Погрустнели товарищи, закручинились. Незримые волокна трех аур клубились в тесном помещении подобно паутинкам. Сплетались, расплетались и все никак не могли сбиться в единый колтунок. То бишь план операции.
– А что со старичонкой?
– чуть погодя хмуро спросил Арсений.
– Выяснил, кто он такой?
– Нет, - с сожалением признался Артём.
– Походил вчера по Колдобышам, поспрашивал... Там таких дедков - пруд пруди! И все не те... Наверное, не местный он.
– Жаль не догадались мы его тогда сфотографировать, - посетовал старший товарищ.
– Может, фоторобот изготовить?
– Фоторобот я уже смастрячил. Вот.
– Ну-ка, ну-ка, - оживился Арсений, принимая портретик шесть на девять.
– А что? Похо-ож...
– Позвольте...
– вмешался товарищ Викентий, отбирая карточку.
– Нет!
– сказал он, приглядевшись.
– Не может быть!
– Что такое?
Товарищ Викентий сорвал очки с кувшинного рыла, всмотрелся невооруженным глазом.
– Вы не поверите, товарищи, - объявил он, сам заранее удивляясь тому, что намерен был сообщить.
– Знаете, кто это? Это же Ефрем Нехорошев! Бывший учитель Глеба Портнягина...
– Личность известная?
– хищно прищурился товарищ Арсений.
– Более чем. Старейший чародей Баклужино. Сильно запойный. До сих пор гадают, черный он маг или белый...
– К выборам какое-нибудь отношение имеет?
– Никакого! Политиков на дух не переносит. Считает общественную активность результатом порчи. Очень расстроился, когда ученичок его подался в кандидаты...
– Что значит расстроился? Ушел в запой?
– Хуже, - мрачно произнес товарищ Викентий.
– Вышел.
Глава 7
Старый колдун Ефрем Нехорошев сидел, трезвый и угрюмый, на шатком табурете в опустевшей своей однокомнатке и с брюзгливым выражением смотрел, как по истоптанному в войлок ковру, играючи одолевая клоки серо-белой кошачьей шерсти, неспешно шествует вконец разнуздавшийся таракан. Наконец, не выдержав, чародей протянул руку, взял не глядя с краешка стола колбу дихлофоса, добавляемого в некоторые зелья, и, привстав, расстрелял наглеца в упор. Наложить заклятие не было сил. Отправил баллончик на место и снова присел, наблюдая без интереса, как мечется по полу, вычерчивая сложные кривые, издыхающая тварь.
Внезапно показалось, будто стремительные эти метания складываются в некие знаки. Ефрем всмотрелся.
«В-С-Е-Х Н-Е П-Е-Р-Е-Т-Р-А-В...» - удалось разобрать ему. Он досадливо поморщился, а когда взглянул снова, таракан уже лежал, опрокинувшись навзничь, и легонько подергивал лапкой.

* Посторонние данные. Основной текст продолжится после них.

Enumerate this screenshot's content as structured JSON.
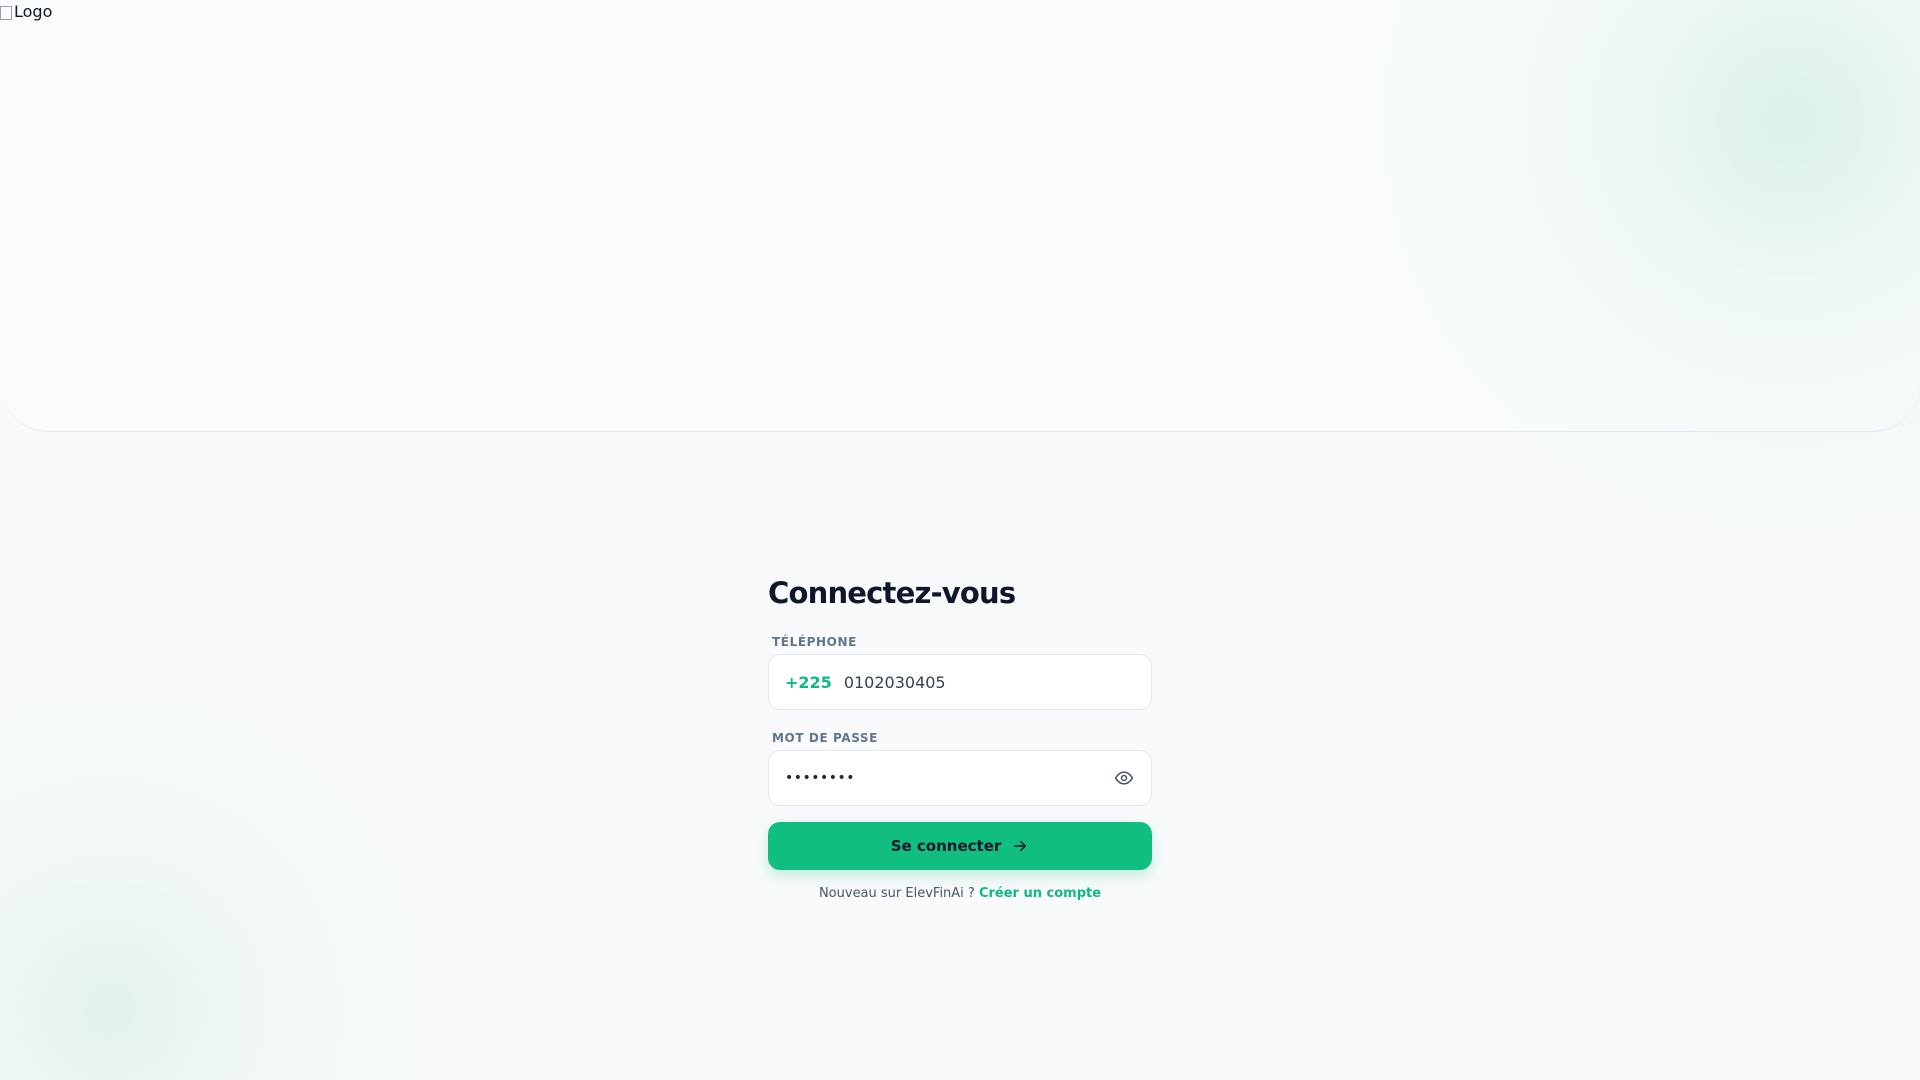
{
  "header": {
    "logo_alt": "Logo"
  },
  "login": {
    "title": "Connectez-vous",
    "phone": {
      "label": "TÉLÉPHONE",
      "country_code": "+225",
      "value": "0102030405"
    },
    "password": {
      "label": "MOT DE PASSE",
      "masked_value": "••••••••",
      "toggle_icon": "eye-icon"
    },
    "submit": {
      "label": "Se connecter",
      "icon": "arrow-right-icon"
    },
    "signup": {
      "prompt": "Nouveau sur ElevFinAi ?",
      "link": "Créer un compte"
    }
  },
  "colors": {
    "accent": "#10bf7f",
    "accent_text": "#10b981",
    "title": "#0f172a",
    "label": "#64748b",
    "background": "#f8fafc"
  }
}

Сам по себе таракан - существо сметливое, но бессмысленное. Способности к письменной речи прорезаются у него лишь на уровне коллективного разума, кстати сказать, довольно высокого. В данном случае, как легко догадаться, жертву инсектицида пробило
А вы думали, одних только людей пробивает?
Шла третья неделя одиночества старого колдуна.
Еще утром первого дня он ощутил с тревогой, что вполне естественный, напрашивающийся в его положении поступок требует нешуточного усилия воли. Всего-то навсего: свернуть пробку и принять первые сто двадцать капель. Движение, совершаемое на уровне инстинкта. Сердечники принимают так корвалол.
Когда кто-либо из ваших знакомых бросается в лестничный пролет или иным подобным способом решает раз и навсегда свои проблемы, сочувствующие задают всего два вопроса: сильно ли был пьян и долго ли пил до этого. Услышав, что сильно и долго, успокаиваются, приходят в доброе расположение духа, даже позволяют себе скорбную жабью улыбку: вот она, водка-то... Отчасти они правы: большинство смертельно больных умирает от вынужденной передозировки лекарства. Так и тут. Да, пил, не просыхая, в течение полугода, потом удавился. А иначе удавился бы еще полгода назад.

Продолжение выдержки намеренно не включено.